Mechanism of interneurones allowing presynaptic inhibition
The interneurones here are GABAergic and works through GABAb on the axon terminals which are metabatropic.
- Because of this presynaptic inhibition is slow in onset but long-lasting and more powerful because it is switching off the reflex arc at the synapse. Preventing the α-motor neurones from even being stimulated.
Difference between presynaptic inhibition and reciprocal inhibition
- Presynaptic is through G-couples receptors while reciprocal is through ligand gated.
- Presynaptic switches off the reflex arc at the synapse while reciprocal only inhibits it.
- Presynaptic prevents a-motor neurones from being activated while reciprocal decreases the AP firing.
What neurones control extrafusal and intrafusal fibres?
- a-motor neurones control extrafusal fibres
- y-motor neurones control poles of intrafusal muscle fibres
When are the sensory stretch afferents in elastic central part of intrafusal fibres activated? Why does this need to be controlled?
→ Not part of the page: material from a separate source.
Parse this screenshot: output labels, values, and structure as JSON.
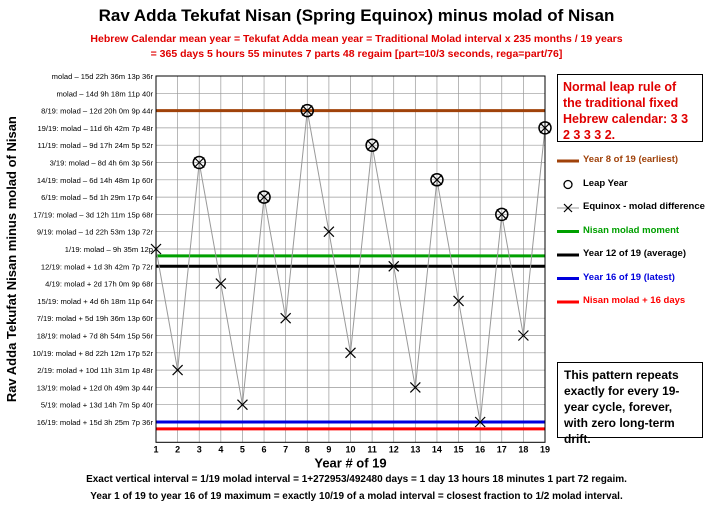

the afferents will only be activated if this bit stretches.
So if the central elastic bit of the muscle spindle stretched at the same time as every time we stretched a muscle, e.g. at a deliberate movement the spindles would be activated and try stop it happening. To try and stop this happened, presynaptic inhibition occurs.
How to poles help prevent centre of intrafusal fibres stretching?
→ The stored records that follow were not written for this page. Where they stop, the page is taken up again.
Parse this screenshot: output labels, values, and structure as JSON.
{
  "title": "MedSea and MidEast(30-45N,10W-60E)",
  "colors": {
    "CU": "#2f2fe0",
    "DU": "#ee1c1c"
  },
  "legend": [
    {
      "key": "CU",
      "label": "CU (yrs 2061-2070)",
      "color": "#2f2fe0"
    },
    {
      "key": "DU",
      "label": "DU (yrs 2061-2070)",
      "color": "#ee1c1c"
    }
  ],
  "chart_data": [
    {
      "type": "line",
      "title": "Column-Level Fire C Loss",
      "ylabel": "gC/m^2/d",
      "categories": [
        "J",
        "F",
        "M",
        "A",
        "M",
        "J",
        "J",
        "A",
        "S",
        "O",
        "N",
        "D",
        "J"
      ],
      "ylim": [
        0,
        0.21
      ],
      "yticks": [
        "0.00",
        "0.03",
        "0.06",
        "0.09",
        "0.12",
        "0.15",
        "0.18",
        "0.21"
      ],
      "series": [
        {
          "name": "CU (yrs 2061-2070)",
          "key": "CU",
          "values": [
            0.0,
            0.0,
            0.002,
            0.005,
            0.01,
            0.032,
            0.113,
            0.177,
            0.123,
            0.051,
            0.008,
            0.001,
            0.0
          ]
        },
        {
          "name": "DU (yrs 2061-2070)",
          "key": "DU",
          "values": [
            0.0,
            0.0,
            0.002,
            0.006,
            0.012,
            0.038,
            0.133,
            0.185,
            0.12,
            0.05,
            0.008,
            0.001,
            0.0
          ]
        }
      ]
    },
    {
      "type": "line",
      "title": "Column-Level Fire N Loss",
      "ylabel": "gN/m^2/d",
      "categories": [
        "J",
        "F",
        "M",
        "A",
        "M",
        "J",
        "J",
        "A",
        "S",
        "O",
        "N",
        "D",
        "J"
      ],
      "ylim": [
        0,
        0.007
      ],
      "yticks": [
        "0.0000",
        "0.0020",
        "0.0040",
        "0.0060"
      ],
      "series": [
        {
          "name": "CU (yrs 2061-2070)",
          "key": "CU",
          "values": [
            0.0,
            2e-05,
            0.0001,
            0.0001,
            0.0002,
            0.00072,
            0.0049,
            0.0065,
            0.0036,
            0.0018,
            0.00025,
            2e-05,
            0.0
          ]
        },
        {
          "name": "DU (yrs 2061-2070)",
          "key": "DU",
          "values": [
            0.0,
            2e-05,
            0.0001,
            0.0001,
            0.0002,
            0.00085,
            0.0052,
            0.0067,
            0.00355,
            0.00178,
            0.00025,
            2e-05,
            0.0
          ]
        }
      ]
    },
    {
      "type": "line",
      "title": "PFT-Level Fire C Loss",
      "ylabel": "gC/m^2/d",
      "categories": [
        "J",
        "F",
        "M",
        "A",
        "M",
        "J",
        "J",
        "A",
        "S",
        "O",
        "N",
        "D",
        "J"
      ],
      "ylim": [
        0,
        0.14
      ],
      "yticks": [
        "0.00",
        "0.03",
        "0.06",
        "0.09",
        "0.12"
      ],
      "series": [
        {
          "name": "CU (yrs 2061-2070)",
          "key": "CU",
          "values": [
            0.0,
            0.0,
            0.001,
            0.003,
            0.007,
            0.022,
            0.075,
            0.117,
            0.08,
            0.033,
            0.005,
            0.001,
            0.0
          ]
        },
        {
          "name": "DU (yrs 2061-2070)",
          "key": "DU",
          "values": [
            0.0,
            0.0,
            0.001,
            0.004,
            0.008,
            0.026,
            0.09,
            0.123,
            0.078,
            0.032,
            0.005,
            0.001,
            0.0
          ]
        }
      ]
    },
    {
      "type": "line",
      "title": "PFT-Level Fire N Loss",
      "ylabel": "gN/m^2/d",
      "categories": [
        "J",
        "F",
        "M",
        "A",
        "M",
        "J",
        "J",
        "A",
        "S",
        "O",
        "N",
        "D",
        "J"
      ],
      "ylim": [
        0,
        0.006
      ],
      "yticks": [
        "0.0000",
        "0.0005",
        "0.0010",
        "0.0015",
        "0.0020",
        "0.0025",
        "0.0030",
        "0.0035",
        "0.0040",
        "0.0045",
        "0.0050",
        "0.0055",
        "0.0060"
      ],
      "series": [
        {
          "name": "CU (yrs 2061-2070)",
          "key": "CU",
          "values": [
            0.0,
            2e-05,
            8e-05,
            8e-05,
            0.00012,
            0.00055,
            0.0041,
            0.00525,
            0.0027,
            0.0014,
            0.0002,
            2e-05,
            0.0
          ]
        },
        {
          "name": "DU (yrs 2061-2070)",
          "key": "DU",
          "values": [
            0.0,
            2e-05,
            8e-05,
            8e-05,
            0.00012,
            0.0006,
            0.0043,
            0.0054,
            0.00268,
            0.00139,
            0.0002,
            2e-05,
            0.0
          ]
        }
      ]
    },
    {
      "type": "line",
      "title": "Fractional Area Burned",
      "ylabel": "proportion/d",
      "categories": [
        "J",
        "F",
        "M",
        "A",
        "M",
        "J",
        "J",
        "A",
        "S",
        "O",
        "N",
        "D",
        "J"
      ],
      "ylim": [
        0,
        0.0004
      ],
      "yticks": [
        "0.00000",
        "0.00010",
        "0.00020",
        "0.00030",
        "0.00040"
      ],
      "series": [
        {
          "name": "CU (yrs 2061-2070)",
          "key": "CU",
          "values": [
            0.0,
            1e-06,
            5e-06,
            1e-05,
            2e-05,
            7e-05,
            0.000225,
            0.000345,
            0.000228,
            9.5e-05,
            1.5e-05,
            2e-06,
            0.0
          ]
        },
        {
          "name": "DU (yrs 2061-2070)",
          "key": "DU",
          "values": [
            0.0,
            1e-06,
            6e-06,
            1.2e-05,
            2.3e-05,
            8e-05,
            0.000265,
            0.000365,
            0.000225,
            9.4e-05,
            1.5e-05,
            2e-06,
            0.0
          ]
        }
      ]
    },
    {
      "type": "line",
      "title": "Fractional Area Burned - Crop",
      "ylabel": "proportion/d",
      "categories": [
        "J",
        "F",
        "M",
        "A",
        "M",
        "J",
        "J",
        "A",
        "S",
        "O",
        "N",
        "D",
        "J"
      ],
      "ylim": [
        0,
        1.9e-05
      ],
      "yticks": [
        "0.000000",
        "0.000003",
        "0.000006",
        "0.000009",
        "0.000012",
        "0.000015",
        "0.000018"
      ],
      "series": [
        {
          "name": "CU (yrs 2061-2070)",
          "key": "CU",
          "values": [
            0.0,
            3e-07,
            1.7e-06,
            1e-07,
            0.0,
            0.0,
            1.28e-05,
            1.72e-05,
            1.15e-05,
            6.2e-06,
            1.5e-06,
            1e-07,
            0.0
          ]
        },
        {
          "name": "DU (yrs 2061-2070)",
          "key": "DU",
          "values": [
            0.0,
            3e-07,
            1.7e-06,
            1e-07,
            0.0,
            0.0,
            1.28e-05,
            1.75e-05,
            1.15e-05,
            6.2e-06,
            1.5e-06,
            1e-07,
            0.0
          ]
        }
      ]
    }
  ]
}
One way is that the poles of the intrafusal fibres are innervated by γ- motor neurones. This allows control of the length of those contractile pole regions of the intrafusal fibres.
The γ- motor neurones do this in such a way that if we are doing a voluntary movement, then if everything goes to plan, the centre of the intrafusal fibres will not change length if we stretch the muscle (or contract it). All the length will be taken up by the poles, therefore the afferents won’t be activated. There will be no activity in the central region so it remains at same length under tension and sensitive to being stretched.
This is the way brain gets to turn off this reflex, by ordering the gamma motor neurones to get the length to be taken up by the poles.